The existing in-memory cache + MusicBrainz lookup remains the
authoritative fallback. If this module breaks, downloads continue
exactly as they would today.
`database/music_database.py`:
- New `mb_album_release_cache` table with composite primary key
`(normalized_album_key, artist_key)`. Reverse-lookup index on
`release_mbid` for future debug tooling. Created via the existing
`CREATE TABLE IF NOT EXISTS` migration pattern — idempotent, no
schema version bump needed.
`core/metadata/source.py`:
- Surgical change inside the existing `embed_source_ids`
in-memory-cache-miss branch: BEFORE calling MusicBrainz, consult
the persistent cache. If a previous SoulSync run already resolved
this album's release MBID, reuse it. After a successful MB lookup,
store in BOTH caches. Both calls wrapped in defensive try/except
so any failure falls through to existing logic.
Tests:
- `tests/metadata/test_album_mbid_cache.py` — 16 cache tests:
round-trip, idempotent re-record, overwrite semantics, clear_all,
album+artist independence (no Greatest Hits collisions),
defensive None-on-empty-input, graceful degradation when the DB
is unavailable / connection raises / commit fails, schema sanity
(table + index exist after init).
- `tests/test_album_mbid_consistency.py` — 13 detector tests:
tag read/write round-trip on real FLAC files, Picard-standard tag
descriptors, defensive paths (unreadable file, empty input),
detector behavior (agreement → no flags, lone dissenter → flag,
ties → no flag, single-track albums → skipped, no-MBID tracks →
skipped, unresolvable file paths → skipped).

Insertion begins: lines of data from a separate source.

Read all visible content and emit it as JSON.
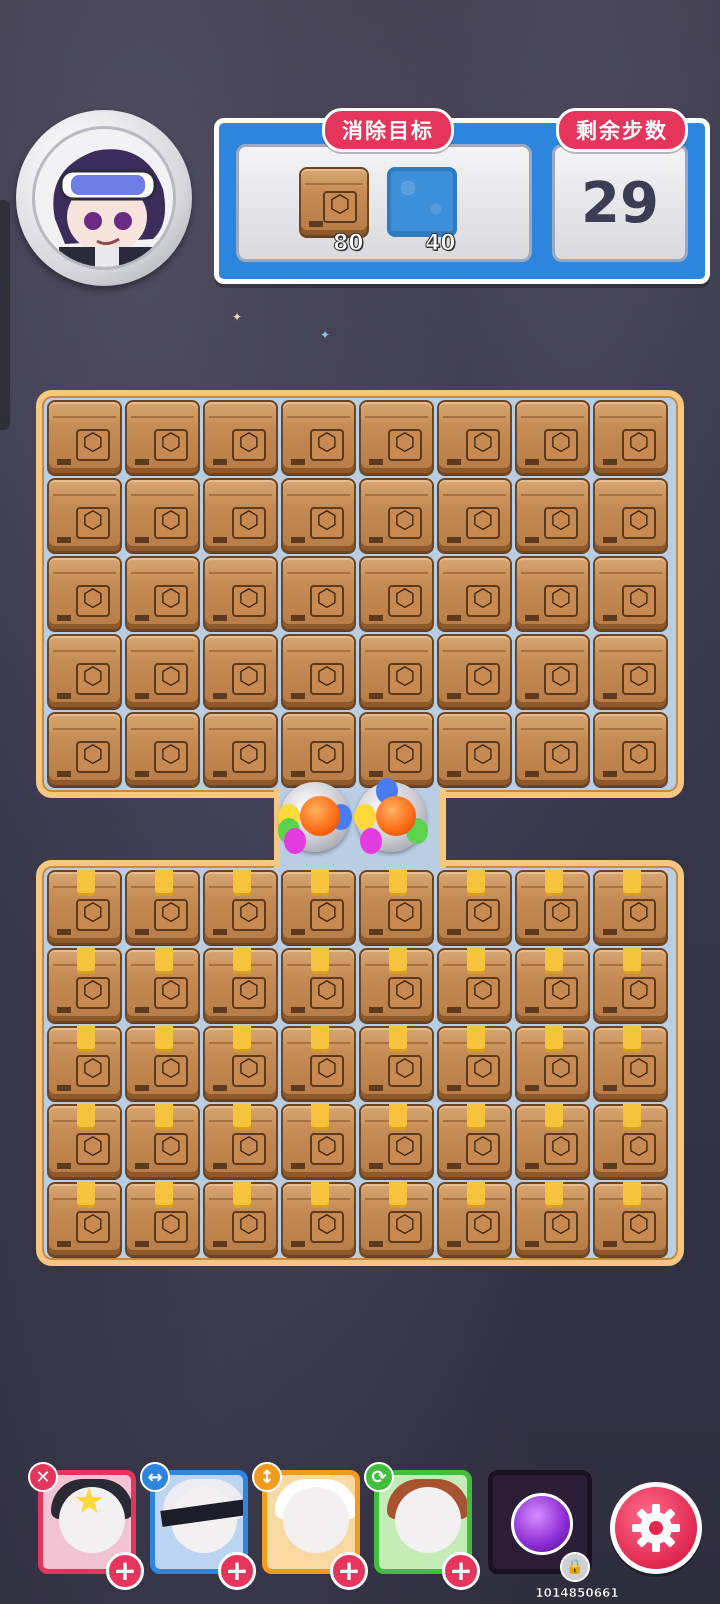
{
  "hud": {
    "goal_label": "消除目标",
    "moves_label": "剩余步数",
    "moves_remaining": "29",
    "goals": [
      {
        "icon": "cardboard-box-icon",
        "count": "80"
      },
      {
        "icon": "blue-stone-tile-icon",
        "count": "40"
      }
    ]
  },
  "board": {
    "top": {
      "rows": 5,
      "cols": 8,
      "tile": "cardboard-box"
    },
    "bottom": {
      "rows": 5,
      "cols": 8,
      "tile": "taped-cardboard-box"
    },
    "specials": [
      "rocket-orb",
      "rocket-orb"
    ]
  },
  "boosters": [
    {
      "name": "hero-card-1",
      "ability_icon": "cross-blast-icon",
      "border": "#e5355c"
    },
    {
      "name": "hero-card-2",
      "ability_icon": "horizontal-arrow-icon",
      "border": "#2d86dd"
    },
    {
      "name": "hero-card-3",
      "ability_icon": "vertical-arrow-icon",
      "border": "#f29b1c"
    },
    {
      "name": "hero-card-4",
      "ability_icon": "swap-icon",
      "border": "#3fbf3a"
    }
  ],
  "player_id": "1014850661",
  "colors": {
    "accent": "#e5355c",
    "panel_blue": "#2d86dd",
    "board_border": "#f6c780",
    "box": "#c68c55"
  }
}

- `tests/metadata/test_metadata_enrichment.py` — added autouse
fixture monkeypatching the persistent cache to no-op for tests in
this file. The existing tests pin per-call MB counts and
in-memory cache state; without the fixture, persistent rows from
earlier tests would bypass the MB call. Persistent layer has its
own dedicated tests.
Verified: 1782 tests pass (29 new), ruff clean, smoke test confirms
end-to-end cache round-trip works.
WHATS_NEW entry under '2.4.2' dev cycle.